Alireza Sepahi, Ghaem Hosseini, Shervin Bagherian Jebeli, Amirhossein Maleki, Ali Dashti, Abolfazl Ebrahimi, Alireza Raisi et Amirhossein Ebrahimi-Analoucheh sont les manifestants dont les cas « ont fait l'objet de sévères avertissements de la part des rapporteurs et des procédures spéciales des Nations Unies ».

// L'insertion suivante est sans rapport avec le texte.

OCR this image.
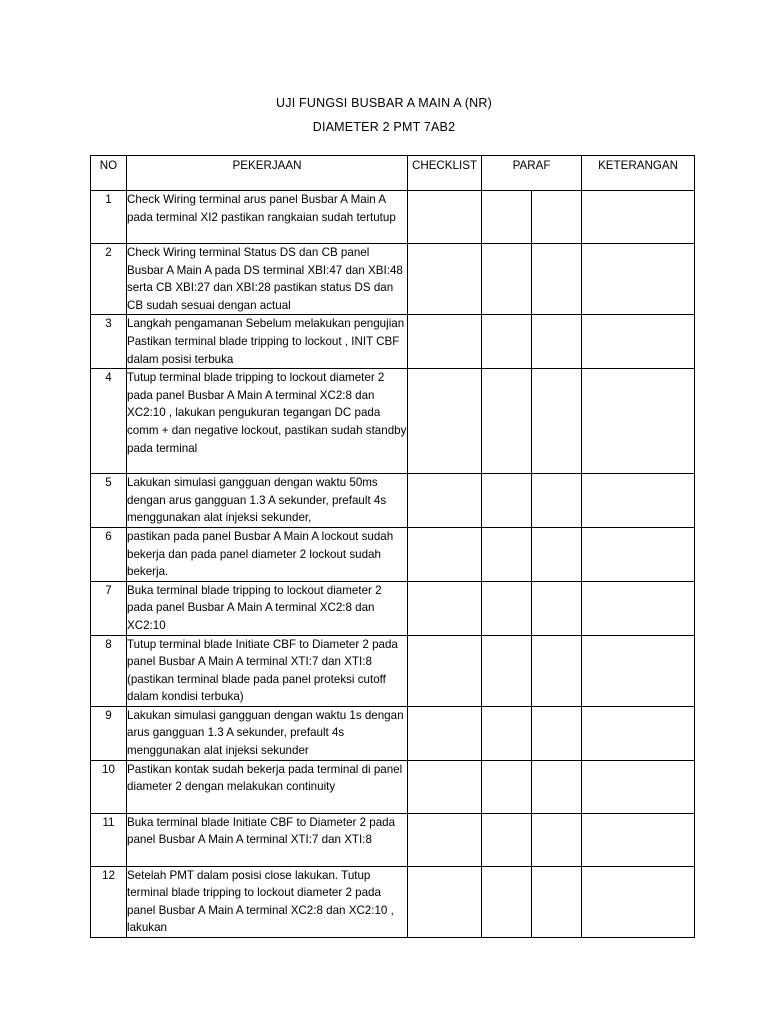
UJI FUNGSI BUSBAR A MAIN A (NR)
DIAMETER 2 PMT 7AB2
NO	PEKERJAAN	CHECKLIST	PARAF		KETERANGAN
1	Check Wiring terminal arus panel Busbar A Main A pada terminal XI2 pastikan rangkaian sudah tertutup				
2	Check Wiring terminal Status DS dan CB panel Busbar A Main A pada DS terminal XBI:47 dan XBI:48 serta CB XBI:27 dan XBI:28 pastikan status DS dan CB sudah sesuai dengan actual				
3	Langkah pengamanan Sebelum melakukan pengujian Pastikan terminal blade tripping to lockout , INIT CBF dalam posisi terbuka				
4	Tutup terminal blade tripping to lockout diameter 2 pada panel Busbar A Main A terminal XC2:8 dan XC2:10 , lakukan pengukuran tegangan DC pada comm + dan negative lockout, pastikan sudah standby pada terminal				
5	Lakukan simulasi gangguan dengan waktu 50ms dengan arus gangguan 1.3 A sekunder, prefault 4s menggunakan alat injeksi sekunder,				
6	pastikan pada panel Busbar A Main A lockout sudah bekerja dan pada panel diameter 2 lockout sudah bekerja.				
7	Buka terminal blade tripping to lockout diameter 2 pada panel Busbar A Main A terminal XC2:8 dan XC2:10				
8	Tutup terminal blade Initiate CBF to Diameter 2 pada panel Busbar A Main A terminal XTI:7 dan XTI:8 (pastikan terminal blade pada panel proteksi cutoff dalam kondisi terbuka)				
9	Lakukan simulasi gangguan dengan waktu 1s dengan arus gangguan 1.3 A sekunder, prefault 4s menggunakan alat injeksi sekunder				
10	Pastikan kontak sudah bekerja pada terminal di panel diameter 2 dengan melakukan continuity				
11	Buka terminal blade Initiate CBF to Diameter 2 pada panel Busbar A Main A terminal XTI:7 dan XTI:8				
12	Setelah PMT dalam posisi close lakukan. Tutup terminal blade tripping to lockout diameter 2 pada panel Busbar A Main A terminal XC2:8 dan XC2:10 , lakukan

Pour cette raison, les Affaires étrangères ont exhorté le gouvernement iranien à « cesser immédiatement l'exécution des peines capitales » et à « commuer ces peines », conformément aux déclarations urgentes de l'ONU, et ont exigé le « respect » des garanties procédurales, du droit à la défense et à un procès équitable inclus dans le Pacte international relatif aux droits civils auquel l'Iran est partie.
Le département dirigé par José Manuel Albares a insisté sur le fait que la position de l'Espagne est « ferme et sans équivoque » : « une opposition absolue à la peine de mort en toutes circonstances et partout dans le monde ». Et il a souligné qu'il s'agit d'une « sanction cruelle, inhumaine et dégradante » et « irréversible » qui empêche la correction de « possibles erreurs judiciaires ».
Enfin, les Affaires étrangères ont assuré qu'elles utiliseraient « toutes les voies diplomatiques à leur disposition », comme l'adhésion au Conseil des droits de l'homme, pour demander la fin de ces exécutions et un moratoire sur la peine de mort comme étape préalable à son « abolition légale définitive ».